The annual meeting aimed to advance and promote the link between research and action for thriving forests, trees, and people and took place in a conference setting. Even though it might seem obvious that livelihoods directly depend upon ecosystems, the link is not yet widespread within academia.
Forest and livelihood interdependency is usually better understood by communities that directly interact with and depend on ecosystems on a daily basis (Ostrom. E, 1990), a common case in tropical territories. This has been a challenge for academic methods and reasoning, emanating from locations where theory and modernity are the key drivers. The need of practice-ecosystem-stakeholder based conservation research has long been pointed at, but still isn’t fully being addressed by the mainstream.
215 local leaders, representatives from neighbouring countries and international researchers from more than 40 countries joined the CIFOR-ICRAF agroforestry centre in Kenya to share their findings and discuss the challenges faced during their research. I was lucky to get to know researchers from all over the world and even interview a few of them.
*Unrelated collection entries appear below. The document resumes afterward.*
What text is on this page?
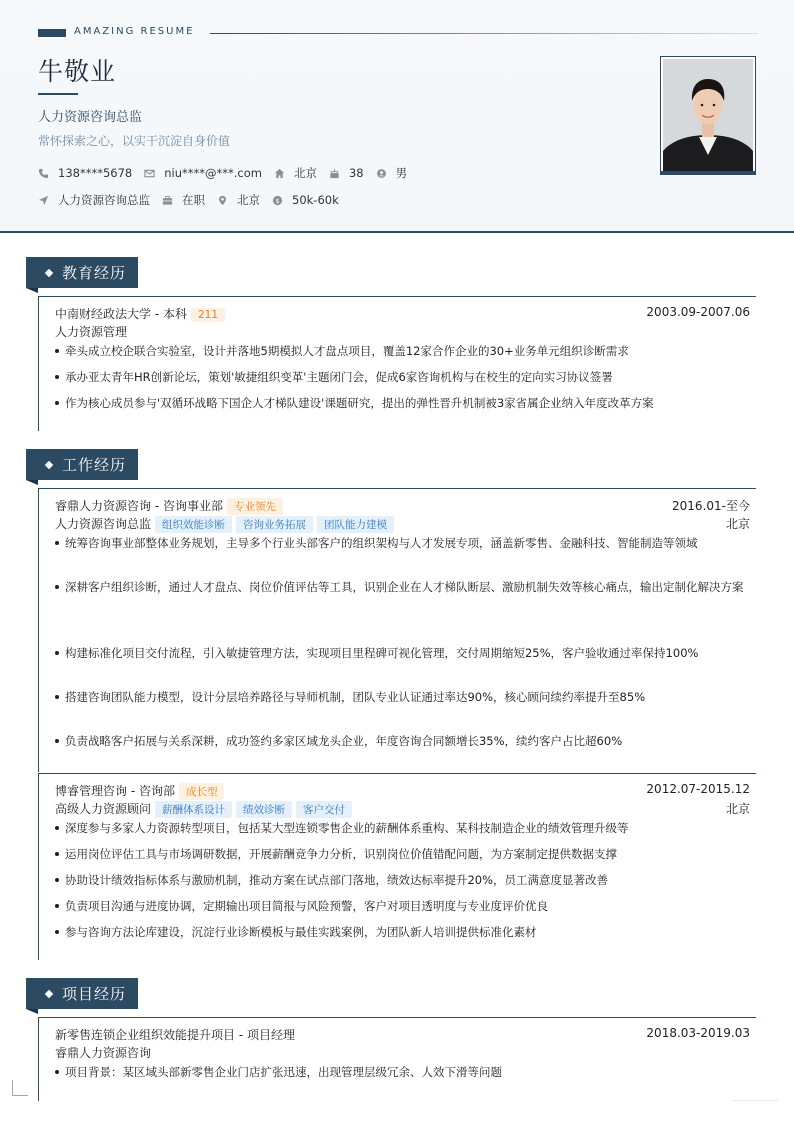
AMAZING RESUME
牛敬业
人力资源咨询总监
常怀探索之心，以实干沉淀自身价值
138****5678	niu****@***.com	北京	38	男
人力资源咨询总监	在职	北京 $ 50k-60k
教育经历
中南财经政法大学 - 本科 211	2003.09-2007.06
人力资源管理
牵头成立校企联合实验室，设计并落地5期模拟人才盘点项目，覆盖12家合作企业的30+业务单元组织诊断需求
承办亚太青年HR创新论坛，策划'敏捷组织变革'主题闭门会，促成6家咨询机构与在校生的定向实习协议签署
作为核心成员参与'双循环战略下国企人才梯队建设'课题研究，提出的弹性晋升机制被3家省属企业纳入年度改革方案
工作经历
睿鼎人力资源咨询 - 咨询事业部 专业领先	2016.01-至今
人力资源咨询总监 组织效能诊断 咨询业务拓展 团队能力建模	北京
统筹咨询事业部整体业务规划，主导多个行业头部客户的组织架构与人才发展专项，涵盖新零售、金融科技、智能制造等领域
深耕客户组织诊断，通过人才盘点、岗位价值评估等工具，识别企业在人才梯队断层、激励机制失效等核心痛点，输出定制化解决方案
构建标准化项目交付流程，引入敏捷管理方法，实现项目里程碑可视化管理，交付周期缩短25%，客户验收通过率保持100%
搭建咨询团队能力模型，设计分层培养路径与导师机制，团队专业认证通过率达90%，核心顾问续约率提升至85%
负责战略客户拓展与关系深耕，成功签约多家区域龙头企业，年度咨询合同额增长35%，续约客户占比超60%
博睿管理咨询 - 咨询部 成长型	2012.07-2015.12
高级人力资源顾问 薪酬体系设计 绩效诊断 客户交付	北京
深度参与多家人力资源转型项目，包括某大型连锁零售企业的薪酬体系重构、某科技制造企业的绩效管理升级等
运用岗位评估工具与市场调研数据，开展薪酬竞争力分析，识别岗位价值错配问题，为方案制定提供数据支撑
协助设计绩效指标体系与激励机制，推动方案在试点部门落地，绩效达标率提升20%，员工满意度显著改善
负责项目沟通与进度协调，定期输出项目简报与风险预警，客户对项目透明度与专业度评价优良
参与咨询方法论库建设，沉淀行业诊断模板与最佳实践案例，为团队新人培训提供标准化素材
项目经历
新零售连锁企业组织效能提升项目 - 项目经理	2018.03-2019.03
睿鼎人力资源咨询
项目背景：某区域头部新零售企业门店扩张迅速，出现管理层级冗余、人效下滑等问题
Innovative spaces and new learnings at the conference
Besides focusing on the link between ecosystems and livelihoods, the conference included a series of ”innovative sessions’ for the first time. These sessions were designed to engage differently around forests and livelihoods. I was most inspired by these new and innovative sessions, as I felt that something or someone different was walking the road of participatory and communitarian action research. In this case, four women showed me at least four different ways this innovation can be done in research: Fernanda Liberali working in Brazil, Debbie Pears, conducting research in Colombia, Lucinda Middleton, based in Indonesia, and Roxventa, located in Kenia.
Play and body connection
Meeting outside the conference rooms, holding hands in silence and tuning in with the softest inner body movements and emotions was how I experienced the work of Fernanda Liberali; a strong and vital woman with a PhD in applied linguistics, from the post-graduate programme of applied linguistics at the Pontific Catholic University of São Paulo. Fernanda explains how the individual connection with our own bodies allows us to reach a level of honesty that – when done in a group – raises a level of confidence and transparency that allows a group to express and address any issue effectively and passionately. She achieves this not only by initially playing with the participants but also by sharing the powerful stories of transformation with intergenerational cases that addressed environmental and socio-ecological struggles at the local level in different parts of the world. I must say that this was the most meaningful space for me at the conference.